All About Heaven?
Fox News interviewed former president Donald Trump in early June and among the questions was one on the meaning of religion.
I’ll provide his answer, but first, a caveat. This is not a blog about politics, although like with all issues, the interests of faith and politics often overlap; that is, advocating for faith eventually may take you to advocating for or against a candidate or political issue.
So, here’s what the former president said, according to several news outlets. I have made no changes to the text.
“Religion is such a great thing. It keeps you, you know, there’s something to be good about. You want to be good; you want to…It’s so important. And I don’t know if it’s explained. Right. I don’t know if I’m explaining it right now, but when you have something like that, you want to be good. You want to go to heaven, okay? You want to go to heaven.”
Why Be Good?
“If you don’t have heaven, you almost say, ‘Oh, what’s what’s the reason?’ ‘Why do I have to be good? Let’s not be good. What difference does it make?’”
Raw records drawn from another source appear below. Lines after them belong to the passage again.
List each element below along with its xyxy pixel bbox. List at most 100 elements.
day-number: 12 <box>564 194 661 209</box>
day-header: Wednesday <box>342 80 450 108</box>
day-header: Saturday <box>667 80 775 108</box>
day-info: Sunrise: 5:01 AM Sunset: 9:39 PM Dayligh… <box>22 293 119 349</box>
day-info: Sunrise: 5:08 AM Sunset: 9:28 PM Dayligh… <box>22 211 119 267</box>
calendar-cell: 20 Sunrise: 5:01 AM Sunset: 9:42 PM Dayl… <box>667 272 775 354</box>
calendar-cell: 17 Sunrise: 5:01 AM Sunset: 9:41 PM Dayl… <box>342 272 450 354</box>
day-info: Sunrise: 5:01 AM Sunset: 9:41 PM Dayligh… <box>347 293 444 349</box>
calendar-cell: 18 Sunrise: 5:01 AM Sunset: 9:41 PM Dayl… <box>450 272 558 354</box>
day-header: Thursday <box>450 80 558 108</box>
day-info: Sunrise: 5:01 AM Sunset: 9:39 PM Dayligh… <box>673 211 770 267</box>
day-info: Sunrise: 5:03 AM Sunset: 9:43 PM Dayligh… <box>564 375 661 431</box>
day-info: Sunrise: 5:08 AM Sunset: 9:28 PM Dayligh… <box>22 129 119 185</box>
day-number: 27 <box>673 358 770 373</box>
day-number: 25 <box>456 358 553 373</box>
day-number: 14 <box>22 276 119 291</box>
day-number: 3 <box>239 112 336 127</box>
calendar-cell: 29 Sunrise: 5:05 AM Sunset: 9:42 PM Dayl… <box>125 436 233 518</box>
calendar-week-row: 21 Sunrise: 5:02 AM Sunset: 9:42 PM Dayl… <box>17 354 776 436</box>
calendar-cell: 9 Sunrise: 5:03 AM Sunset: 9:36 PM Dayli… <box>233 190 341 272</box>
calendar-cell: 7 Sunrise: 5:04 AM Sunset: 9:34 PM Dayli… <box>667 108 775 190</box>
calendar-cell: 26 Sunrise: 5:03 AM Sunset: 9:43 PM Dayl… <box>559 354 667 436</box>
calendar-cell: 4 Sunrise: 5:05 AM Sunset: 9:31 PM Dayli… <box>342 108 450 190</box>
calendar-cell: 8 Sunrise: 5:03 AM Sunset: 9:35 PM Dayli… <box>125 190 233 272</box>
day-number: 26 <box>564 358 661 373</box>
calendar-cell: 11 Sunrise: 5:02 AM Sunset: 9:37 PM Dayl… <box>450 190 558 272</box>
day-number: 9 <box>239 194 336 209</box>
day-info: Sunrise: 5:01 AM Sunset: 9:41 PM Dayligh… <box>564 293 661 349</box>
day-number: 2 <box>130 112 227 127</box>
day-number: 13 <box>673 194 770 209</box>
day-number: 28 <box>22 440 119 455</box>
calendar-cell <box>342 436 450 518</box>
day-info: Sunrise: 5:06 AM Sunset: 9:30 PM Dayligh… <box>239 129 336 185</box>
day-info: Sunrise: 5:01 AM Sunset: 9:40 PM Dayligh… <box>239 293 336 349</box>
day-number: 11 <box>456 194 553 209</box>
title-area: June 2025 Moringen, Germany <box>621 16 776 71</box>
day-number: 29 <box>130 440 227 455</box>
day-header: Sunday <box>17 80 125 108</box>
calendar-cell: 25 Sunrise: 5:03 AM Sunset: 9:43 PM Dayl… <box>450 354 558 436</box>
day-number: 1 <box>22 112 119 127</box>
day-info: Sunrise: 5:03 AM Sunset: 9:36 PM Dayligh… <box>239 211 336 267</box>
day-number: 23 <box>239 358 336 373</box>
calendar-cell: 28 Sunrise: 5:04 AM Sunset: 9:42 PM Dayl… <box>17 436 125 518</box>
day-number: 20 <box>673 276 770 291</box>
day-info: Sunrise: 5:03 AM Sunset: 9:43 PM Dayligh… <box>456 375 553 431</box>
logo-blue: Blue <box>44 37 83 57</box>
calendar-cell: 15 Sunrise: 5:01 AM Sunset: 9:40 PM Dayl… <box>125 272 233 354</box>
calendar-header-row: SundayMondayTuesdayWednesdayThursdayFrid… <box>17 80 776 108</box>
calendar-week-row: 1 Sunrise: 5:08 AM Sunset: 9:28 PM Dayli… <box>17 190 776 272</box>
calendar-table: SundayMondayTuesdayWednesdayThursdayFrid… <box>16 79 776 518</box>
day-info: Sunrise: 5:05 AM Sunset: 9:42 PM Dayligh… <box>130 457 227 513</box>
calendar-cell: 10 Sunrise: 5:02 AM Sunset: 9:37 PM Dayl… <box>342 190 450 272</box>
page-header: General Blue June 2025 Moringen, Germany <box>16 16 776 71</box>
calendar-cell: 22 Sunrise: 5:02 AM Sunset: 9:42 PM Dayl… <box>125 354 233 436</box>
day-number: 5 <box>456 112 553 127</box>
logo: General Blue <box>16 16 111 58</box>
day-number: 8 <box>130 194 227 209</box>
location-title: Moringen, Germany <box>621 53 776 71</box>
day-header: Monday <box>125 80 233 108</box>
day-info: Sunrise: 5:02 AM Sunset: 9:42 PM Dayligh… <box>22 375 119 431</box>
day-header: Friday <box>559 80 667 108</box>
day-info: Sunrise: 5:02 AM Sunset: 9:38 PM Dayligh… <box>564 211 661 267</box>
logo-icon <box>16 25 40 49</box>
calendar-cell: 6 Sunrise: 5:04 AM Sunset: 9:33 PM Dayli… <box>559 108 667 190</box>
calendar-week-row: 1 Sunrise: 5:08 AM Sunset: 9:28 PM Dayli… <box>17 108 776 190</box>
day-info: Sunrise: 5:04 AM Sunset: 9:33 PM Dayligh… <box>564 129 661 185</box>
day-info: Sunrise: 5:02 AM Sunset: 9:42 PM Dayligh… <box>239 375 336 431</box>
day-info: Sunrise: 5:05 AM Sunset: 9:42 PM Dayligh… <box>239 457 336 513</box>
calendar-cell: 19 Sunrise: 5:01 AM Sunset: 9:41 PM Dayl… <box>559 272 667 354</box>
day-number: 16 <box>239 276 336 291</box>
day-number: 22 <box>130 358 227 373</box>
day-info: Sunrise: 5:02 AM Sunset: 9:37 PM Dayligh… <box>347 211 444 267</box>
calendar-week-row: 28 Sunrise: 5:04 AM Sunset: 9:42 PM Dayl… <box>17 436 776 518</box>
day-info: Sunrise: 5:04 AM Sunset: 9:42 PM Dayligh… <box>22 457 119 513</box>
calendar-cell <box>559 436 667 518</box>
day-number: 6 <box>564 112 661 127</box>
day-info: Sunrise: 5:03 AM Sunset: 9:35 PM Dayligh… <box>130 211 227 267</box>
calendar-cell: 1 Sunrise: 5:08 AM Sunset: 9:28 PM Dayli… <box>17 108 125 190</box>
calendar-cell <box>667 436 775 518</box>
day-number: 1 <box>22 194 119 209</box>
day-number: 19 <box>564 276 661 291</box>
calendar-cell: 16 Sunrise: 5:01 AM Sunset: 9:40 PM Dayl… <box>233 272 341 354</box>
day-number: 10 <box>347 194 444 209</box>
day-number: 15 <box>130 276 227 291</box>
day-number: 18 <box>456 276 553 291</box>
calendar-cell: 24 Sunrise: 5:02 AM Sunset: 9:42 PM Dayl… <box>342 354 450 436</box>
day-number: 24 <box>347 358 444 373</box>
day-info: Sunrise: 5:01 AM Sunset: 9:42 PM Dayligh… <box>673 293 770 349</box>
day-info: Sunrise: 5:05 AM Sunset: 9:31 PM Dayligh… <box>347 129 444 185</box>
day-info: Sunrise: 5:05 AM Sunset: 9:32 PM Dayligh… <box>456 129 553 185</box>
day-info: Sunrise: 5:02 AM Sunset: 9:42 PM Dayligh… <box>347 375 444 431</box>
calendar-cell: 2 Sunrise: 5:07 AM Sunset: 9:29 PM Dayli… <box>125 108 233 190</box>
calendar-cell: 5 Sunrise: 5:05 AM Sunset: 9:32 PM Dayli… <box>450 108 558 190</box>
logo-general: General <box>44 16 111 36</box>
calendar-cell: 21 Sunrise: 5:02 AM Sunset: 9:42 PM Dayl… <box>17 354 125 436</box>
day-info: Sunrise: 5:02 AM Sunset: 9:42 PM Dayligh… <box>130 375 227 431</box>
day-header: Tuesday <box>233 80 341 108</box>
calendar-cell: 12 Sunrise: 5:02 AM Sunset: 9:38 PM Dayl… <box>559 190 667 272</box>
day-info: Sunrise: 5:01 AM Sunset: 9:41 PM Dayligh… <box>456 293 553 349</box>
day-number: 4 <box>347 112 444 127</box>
What I believe the former president is saying is that religion is about being good so you can go to heaven. And that view, I believe, is partly correct but from the Christian viewpoint, way too simplistic.
In their never-ending efforts to test Jesus, the Pharisees – specifically one of them who is “a lawyer,” according to Matthew’s gospel – asks Jesus, “Teacher, which is the greatest commandment in the law?”
Jesus’ famous response: “You shall love the Lord your God with all your heart, and with all your soul, and with all your mind. This is the greatest and first commandment. And a second is like it, you shall love your neighbor as yourself.”
The Shema
The first part of this greatest commandment – called the Shema – was so important to the ancient Hebrews (and to some observant Jews today) that many wore these words on parchment inside a phylactery – a small box attached to the forehead to show that the wearer always kept these words “in front of their minds.”
These two commandments imply much more than being good to attain heaven. For one thing, they imply total commitment, to God and to one another. And for many Christians, keeping the second is also keeping the first.
By way of contrast, I recall years ago stopping in Kearney, MO, just north of Kansas City, at a gas station and going to the men’s room. I overheard a conversation between two locals, in which one man said, “Henrietta asked me to go to church with her.” The other man asked, “Did you go?”
“Yes,” replied the first man. The second man said, “Religion’s OK as long as you don’t take it seriously.”
This subject makes me recall another verse in the Bible, this one from the Letter of James. The author is said to have been the half-brother of Jesus and among the leaders of the early Christian community in Jerusalem. But it was written in Greek, which is among the reasons some scholars question its authorship, saying that it’s unlikely that Jesus’ brother, James, could have been schooled so well in Greek.
Religion Pure and Undefiled
In any case, James writes: “Religion that is pure and undefiled before God and the Father is this, to care for orphans and widows in their affliction and to keep oneself unstained by the world.”
In other words, “true religion” compels its adherents to care for others, especially those who most need care. And it means not adopting the values of “the world,” which in Jesus’ time and in ours, means the values that contradict Jesus’ teaching.
So, is “being good to go to heaven” important for someone searching for God in the Christian tradition? Yes, but I believe the goal should be in the background for most believers and that taking the two greatest commandments seriously is a requisite for practicing true religion.